Suspeito de feminicídio recebeu R$ 12 mi de produtora do filme de Bolsonaro

Contrato milionário, produtora ligada à cinebiografia de Bolsonaro e morte violenta expõem rede de irregularidades.

Alex Leandro Bispo dos Santos, preso por espancar e causar a morte da esposa, recebeu R$ 12 milhões da produtora executiva do filme sobre Jair Bolsonaro. O valor veio de um contrato de R$ 108 milhões da Prefeitura de São Paulo para instalar wi-fi em áreas vulneráveis, marcado por ao menos 20 irregularidades. A empresa de Alex foi terceirizada e recebeu por serviços superfaturados, muitos não entregues. Documentos mostram assinaturas dele e da vítima nos contratos. O escândalo se agrava com a investigação de feminicídio que levou à prisão preventiva do acusado.
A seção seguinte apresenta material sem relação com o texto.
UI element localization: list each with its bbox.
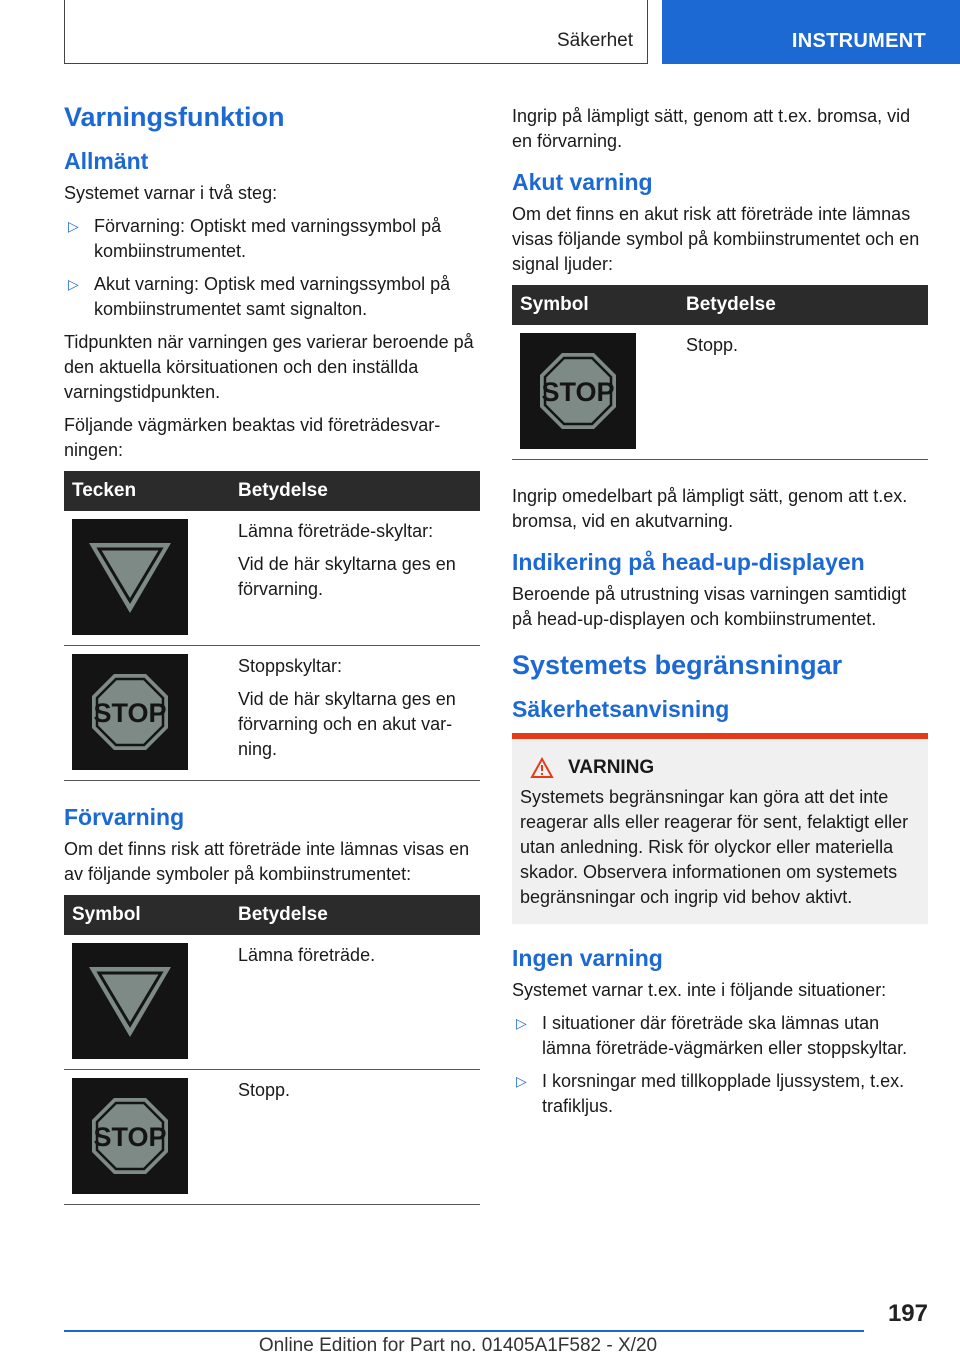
heading-ingen: Ingen varning — [512, 944, 663, 971]
table-row — [64, 1069, 480, 1204]
stop-sign-icon — [520, 333, 636, 449]
allmant-para1: Tidpunkten när varningen ges varierar beroende på den aktuella körsituationen och den inställda varningstidpunkten. — [64, 331, 474, 402]
table-row — [64, 935, 480, 1070]
heading-allmant: Allmänt — [64, 148, 149, 175]
triangle-bullet-icon: ▷ — [68, 275, 79, 292]
row-desc: Vid de här skyltarna ges en förvarning och en akut varning. — [238, 688, 456, 759]
header-section: Säkerhet — [556, 30, 633, 51]
akut-text: Om det finns en akut risk att företräde inte lämnas visas följande symbol på kombiinstrumentet och en signal ljuder: — [512, 203, 920, 274]
allmant-intro: Systemet varnar i två steg: — [64, 182, 278, 203]
heading-hud: Indikering på head-up-displayen — [512, 548, 865, 575]
table-row — [64, 645, 480, 780]
footer-divider — [64, 1330, 864, 1332]
svg-text:STOP: STOP — [93, 697, 167, 728]
heading-akut: Akut varning — [512, 169, 653, 195]
table-header-col2: Betydelse — [230, 471, 480, 511]
table-row — [512, 325, 928, 460]
header-chapter-tab[interactable] — [662, 0, 960, 64]
list-item: ▷ I situationer där företräde ska lämnas utan lämna företräde-vägmärken eller stoppskyltar. — [516, 1012, 908, 1058]
signs-table — [64, 471, 480, 781]
forvarning-table — [64, 895, 480, 1205]
stop-sign-icon — [72, 654, 188, 770]
allmant-list — [64, 214, 480, 322]
stop-sign-icon — [72, 1078, 188, 1194]
triangle-bullet-icon: ▷ — [68, 217, 79, 234]
row-desc: Lämna företräde. — [238, 944, 376, 965]
triangle-bullet-icon: ▷ — [516, 1072, 527, 1089]
svg-text:STOP: STOP — [541, 376, 615, 407]
table-row — [64, 511, 480, 646]
ingen-list — [512, 1011, 928, 1119]
heading-forvarning: Förvarning — [64, 803, 185, 830]
footer-edition: Online Edition for Part no. 01405A1F582 - X/20 — [258, 1335, 658, 1356]
right-intro: Ingrip på lämpligt sätt, genom att t.ex. bromsa, vid en förvarning. — [512, 106, 911, 151]
warning-title — [520, 757, 920, 779]
svg-text:STOP: STOP — [93, 1121, 167, 1152]
heading-safety: Säkerhetsanvisning — [512, 695, 730, 722]
left-column — [64, 100, 480, 1215]
hud-text: Beroende på utrustning visas varningen samtidigt på head-up-displayen och kombiinstrumentet. — [512, 583, 907, 629]
row-desc: Stopp. — [686, 334, 739, 355]
header-section-box — [64, 0, 648, 64]
ingen-text: Systemet varnar t.ex. inte i följande situationer: — [512, 979, 887, 1000]
table-header-col1: Symbol — [512, 285, 678, 325]
table-header-col1: Tecken — [64, 471, 230, 511]
list-item: ▷ Förvarning: Optiskt med varningssymbol på kombiinstrumentet. — [68, 215, 442, 261]
table-header-col2: Betydelse — [230, 895, 480, 935]
page-title: Varningsfunktion — [64, 102, 285, 132]
warning-triangle-icon — [530, 757, 554, 779]
list-item: ▷ I korsningar med tillkopplade ljussystem, t.ex. trafikljus. — [516, 1070, 905, 1116]
warning-box — [512, 733, 928, 924]
right-column — [512, 104, 928, 1127]
heading-limits: Systemets begränsningar — [512, 649, 843, 680]
header-chapter: INSTRUMENT — [791, 30, 926, 52]
triangle-bullet-icon: ▷ — [516, 1014, 527, 1031]
yield-sign-icon — [72, 519, 188, 635]
forvarning-text: Om det finns risk att företräde inte lämnas visas en av följande symboler på kombiinstrumentet: — [64, 838, 470, 884]
yield-sign-icon — [72, 943, 188, 1059]
warning-text: Systemets begränsningar kan göra att det inte reagerar alls eller reagerar för sent, felaktigt eller utan anledning. Risk för olyckor eller materiella skador. Observera informationen om systemets begränsningar och ingrip vid behov aktivt. — [520, 786, 909, 907]
page-number: 197 — [887, 1300, 928, 1327]
after-table-text: Ingrip omedelbart på lämpligt sätt, genom att t.ex. bromsa, vid en akutvarning. — [512, 485, 908, 531]
row-title: Stoppskyltar: — [238, 655, 343, 676]
allmant-para2: Följande vägmärken beaktas vid företrädesvarningen: — [64, 414, 441, 460]
table-header-col1: Symbol — [64, 895, 230, 935]
akut-table — [512, 285, 928, 460]
warning-label: VARNING — [568, 756, 655, 778]
row-title: Lämna företräde-skyltar: — [238, 520, 434, 541]
list-item: ▷ Akut varning: Optisk med varningssymbol på kombiinstrumentet samt signalton. — [68, 273, 451, 319]
row-desc: Vid de här skyltarna ges en förvarning. — [238, 553, 456, 599]
table-header-col2: Betydelse — [678, 285, 928, 325]
row-desc: Stopp. — [238, 1079, 291, 1100]
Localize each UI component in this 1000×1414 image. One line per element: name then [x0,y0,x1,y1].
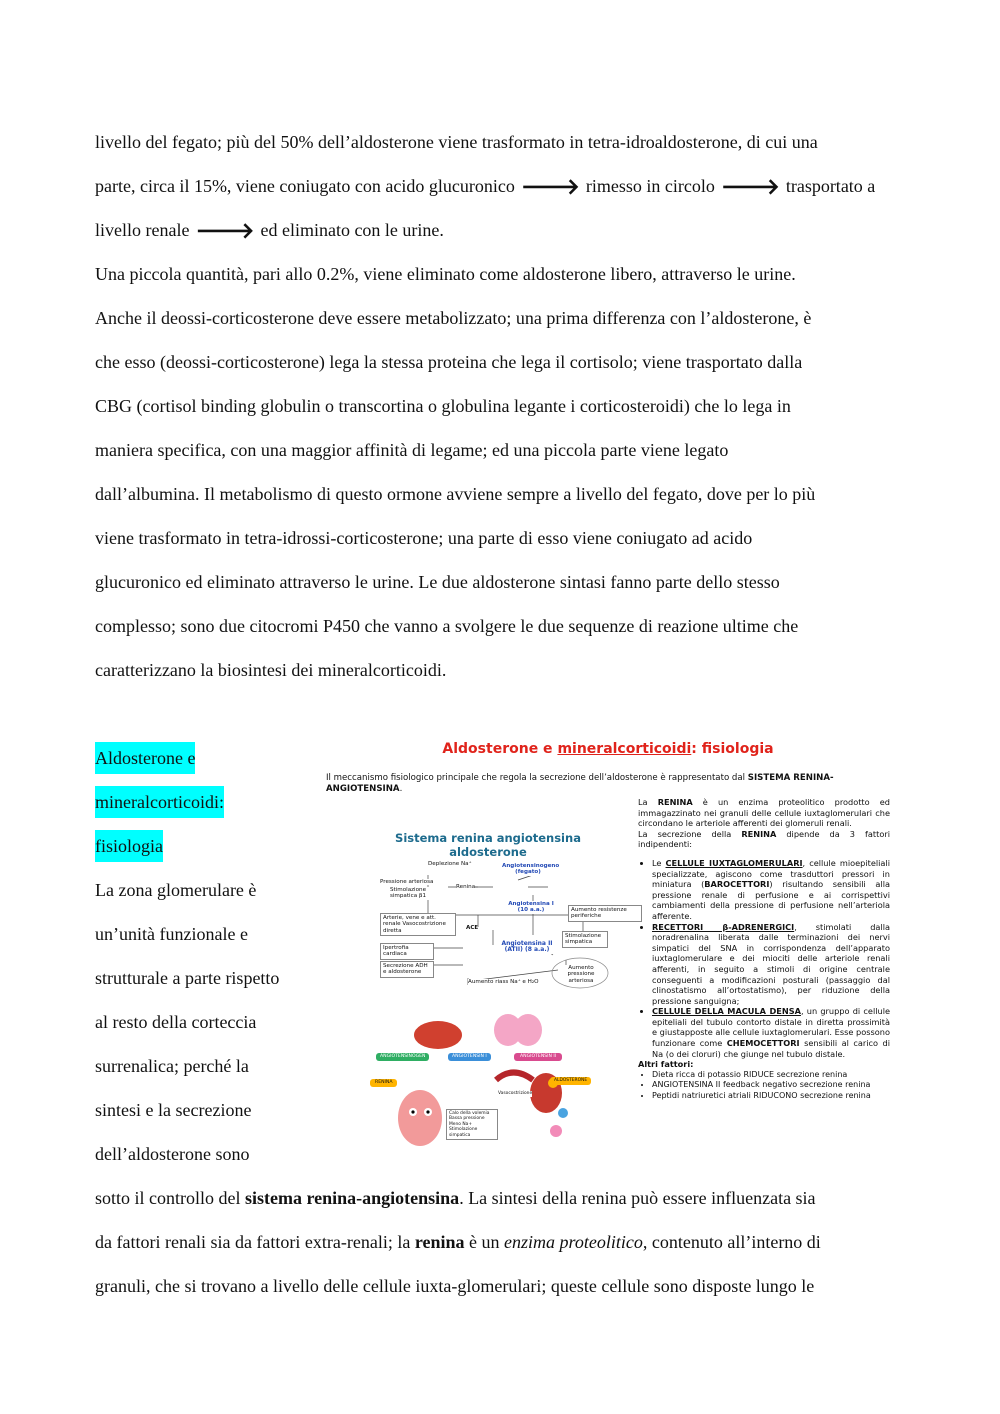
list-item: • CELLULE DELLA MACULA DENSA, un gruppo di cellule epiteliali del tubulo contorto distale in diretta prossimità e giustapposte alle cellule iuxtaglomerulari. Esse possono funzionare come CHEMOCETTORI sensibili al carico di Na (o dei cloruri) che giunge nel tubulo distale. [652,1006,890,1059]
diagram-node: Ipertrofia cardiaca [380,943,434,960]
text-span: livello renale [95,220,190,240]
diagram-pill: ALDOSTERONE [550,1077,591,1085]
text-line: da fattori renali sia da fattori extra‑renali; la renina è un enzima proteolitico, contenuto all’interno di [95,1232,821,1252]
diagram-node: Stimolazione simpatica β1 [386,887,430,900]
diagram-node: Aumento pressione arteriosa [564,965,598,984]
diagram-title: Sistema renina angiotensina aldosterone [395,831,581,859]
slide-intro: Il meccanismo fisiologico principale che regola la secrezione dell’aldosterone è rappresentato dal SISTEMA RENINA-ANGIOTENSINA. [326,773,834,794]
text-line: maniera specifica, con una maggior affinità di legame; ed una piccola parte viene legato [95,440,729,460]
list-item: • Peptidi natriuretici atriali RIDUCONO secrezione renina [652,1091,890,1102]
section-heading: Aldosterone e [95,747,195,769]
text-line: surrenalica; perché la [95,1056,249,1076]
text-span: rimesso in circolo [585,176,715,196]
diagram-node: Stimolazione simpatica [562,931,608,948]
list-item: • Le CELLULE IUXTAGLOMERULARI, cellule mioepiteliali specializzate, agiscono come trasduttori pressori in miniatura (BAROCETTORI) risultando sensibili alla pressione renale di perfusione e ai corrispettivi cambiamenti della pressione di perfusione nell’arteriola afferente. [652,858,890,922]
arrow-right-icon: 🡒 [720,175,780,200]
list-item: • ANGIOTENSINA II feedback negativo secrezione renina [652,1080,890,1091]
diagram-pill: ANGIOTENSINOGEN [376,1053,429,1061]
text-line: al resto della corteccia [95,1012,257,1032]
diagram-node: Aumento riass Na⁺ e H₂O [468,979,539,985]
list-item: • Dieta ricca di potassio RIDUCE secrezione renina [652,1070,890,1081]
text-span: trasportato a [785,176,876,196]
text-span: parte, circa il 15%, viene coniugato con acido glucuronico [95,176,515,196]
text-line: un’unità funzionale e [95,924,248,944]
text-line: strutturale a parte rispetto [95,968,280,988]
text-line: dell’aldosterone sono [95,1144,250,1164]
section-heading: fisiologia [95,835,163,857]
diagram-node: Pressione arteriosa [380,879,434,885]
arrow-right-icon: 🡒 [520,175,580,200]
text-line: complesso; sono due citocromi P450 che vanno a svolgere le due sequenze di reazione ultime che [95,616,799,636]
diagram-pill: ANGIOTENSIN I [448,1053,491,1061]
text-line: viene trasformato in tetra‑idrossi‑corticosterone; una parte di esso viene coniugato ad acido [95,528,753,548]
diagram-node: Secrezione ADH e aldosterone [380,961,434,978]
list-item: • RECETTORI β-ADRENERGICI, stimolati dalla noradrenalina liberata dalle terminazioni dei nervi simpatici del SNA in corrispondenza dell’apparato iuxtaglomerulare e dei miociti delle arteriole renali afferenti, in seguito a stimoli di origine centrale conseguenti a modificazioni posturali (passaggio dal clinostatismo all’ortostatismo), per riduzione della pressione sanguigna; [652,922,890,1007]
diagram-node: ACE [466,925,479,931]
diagram-node: Angiotensinogeno (fegato) [502,863,560,876]
diagram-pill: ANGIOTENSIN II [514,1053,562,1061]
diagram-node: Arterie, vene e att. renale Vasocostrizione diretta [380,913,456,936]
bold-term: sistema renina‑angiotensina [245,1188,460,1208]
text-span: ed eliminato con le urine. [260,220,444,240]
text-line: CBG (cortisol binding globulin o transcortina o globulina legante i corticosteroidi) che lo lega in [95,396,791,416]
text-line: glucuronico ed eliminato attraverso le urine. Le due aldosterone sintasi fanno parte dello stesso [95,572,780,592]
diagram-node: Vasocostrizione [498,1091,533,1096]
text-line: sotto il controllo del sistema renina‑angiotensina. La sintesi della renina può essere influenzata sia [95,1188,816,1208]
diagram-node: Renina [456,884,476,890]
diagram-pill: RENINA [370,1079,397,1087]
text-line: caratterizzano la biosintesi dei mineralcorticoidi. [95,660,447,680]
text-line: granuli, che si trovano a livello delle cellule iuxta‑glomerulari; queste cellule sono disposte lungo le [95,1276,815,1296]
diagram-node: Deplezione Na⁺ [428,861,472,867]
slide-right-text: La RENINA è un enzima proteolitico prodotto ed immagazzinato nei granuli delle cellule iuxtaglomerulari che circondano le arteriole afferenti dei glomeruli renali. La secrezione della RENINA dipende da 3 fattori indipendenti: • Le CELLULE IUXTAGLOMERULARI, cellule mioepiteliali specializzate, agiscono come trasduttori pressori in miniatura (BAROCETTORI) risultando sensibili alla pressione renale di perfusione e ai corrispettivi cambiamenti della pressione di perfusione nell’arteriola afferente. • RECETTORI β-ADRENERGICI, stimolati dalla noradrenalina liberata dalle terminazioni dei nervi simpatici del SNA in corrispondenza dell’apparato iuxtaglomerulare e dei miociti delle arteriole renali afferenti, in seguito a stimoli di origine centrale conseguenti a modificazioni posturali (passaggio dal clinostatismo all’ortostatismo), per riduzione della pressione sanguigna; • CELLULE DELLA MACULA DENSA, un gruppo di cellule epiteliali del tubulo contorto distale in diretta prossimità e giustapposte alle cellule iuxtaglomerulari. Esse possono funzionare come CHEMOCETTORI sensibili al carico di Na (o dei cloruri) che giunge nel tubulo distale. Altri fattori: • Dieta ricca di potassio RIDUCE secrezione renina • ANGIOTENSINA II feedback negativo secrezione renina • Peptidi natriuretici atriali RIDUCONO secrezione renina [638,797,890,1102]
text-line: dall’albumina. Il metabolismo di questo ormone avviene sempre a livello del fegato, dove per lo più [95,484,816,504]
slide-figure [318,735,898,1155]
text-line: livello del fegato; più del 50% dell’aldosterone viene trasformato in tetra‑idroaldosterone, di cui una [95,132,818,152]
slide-title: Aldosterone e mineralcorticoidi: fisiologia [442,741,774,757]
diagram-node: Angiotensina I (10 a.a.) [508,901,554,914]
diagram-node: Aumento resistenze periferiche [568,905,642,922]
diagram-node: Angiotensina II (ATII) (8 a.a.) [498,941,556,954]
section-heading: mineralcorticoidi: [95,791,224,813]
text-line: La zona glomerulare è [95,880,257,900]
arrow-right-icon: 🡒 [195,219,255,244]
text-line: Una piccola quantità, pari allo 0.2%, viene eliminato come aldosterone libero, attraverso le urine. [95,264,796,284]
text-line: Anche il deossi‑corticosterone deve essere metabolizzato; una prima differenza con l’aldosterone, è [95,308,812,328]
bold-term: renina [414,1232,465,1252]
diagram-list: Calo della volemia Bassa pressione Meno Na+ Stimolazione simpatica [446,1109,498,1140]
text-line: sintesi e la secrezione [95,1100,252,1120]
text-line [95,219,444,243]
text-line: che esso (deossi‑corticosterone) lega la stessa proteina che lega il cortisolo; viene trasportato dalla [95,352,803,372]
text-line [95,175,875,199]
italic-term: enzima proteolitico [504,1232,643,1252]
 Maria Katiane Gomes da Silva e Alex Leandro Bispo dos Santos

O que aconteceu 

Alex Leandro Bispo dos Santos, preso suspeito de feminicídio, recebeu R$ 12 milhões da produtora executiva da cinebiografia de Jair Bolsonaro, Karina Pereira da Gama, presidente do Instituto Conhecer Brasil (ICB). O pagamento veio de um contrato firmado em 2023 entre a Prefeitura de São Paulo e o ICB, no valor de R$ 108 milhões, destinado à instalação e manutenção de 5.000 pontos de wi-fi gratuito em regiões carentes. A contratação, segundo o Tribunal de Contas do Município, apresentava ao menos 20 irregularidades, incluindo critérios genéricos para selecionar a ONG e custos muito superiores aos de serviços similares realizados pela Prodam.

Mesmo antes da instalação completa da rede, a prefeitura aceitou considerar 30 de junho de 2024 como data-base de funcionamento de todos os pontos, o que resultou no pagamento de R$ 26 milhões por manutenções de pontos inexistentes. Nesse contexto aparece a Favela Conectada, empresa de Alex Bispo, contratada como terceirizada para manutenção dos equipamentos. A empresa recebia R$ 712 por ponto por mês e, em um dos pagamentos, obteve 12 mensalidades por um serviço prestado por pouco mais de dois meses. No total, a Favela Conectada foi contratada para instalar 2.000 pontos, e documentos do contrato mostram assinaturas de Alex, às vezes apenas como “Alex” e com CPF incompleto, além da assinatura de Maria Katiane como testemunha.

A empresa funcionava no mesmo prédio de um escritório cujo aluguel, incluindo um cheque caução de R$ 18 mil, foi pago com verbas do projeto. Enquanto o dinheiro circulava, o caso pessoal de Alex tomava um rumo trágico. Em 29 de novembro, ele agrediu brutalmente Maria Katiane em um prédio na zona sul de São Paulo. Câmeras registraram as agressões no estacionamento e no elevador. Minutos depois, Maria caiu do décimo andar e morreu. Alex retornou ao elevador sozinho, demonstrando aparente desespero. A prisão preventiva foi decretada em 9 de dezembro, e o caso é investigado como feminicídio pela 89ª Delegacia de Polícia.

A Prefeitura de São Paulo nega irregularidades e afirma que o programa WiFi Livre SP segue em execução com mais de 3.200 pontos ativos. Também declara que a escolha de uma organização social se deu pela necessidade de atuar em áreas privadas. O ICB e a defesa de Alex não foram localizados.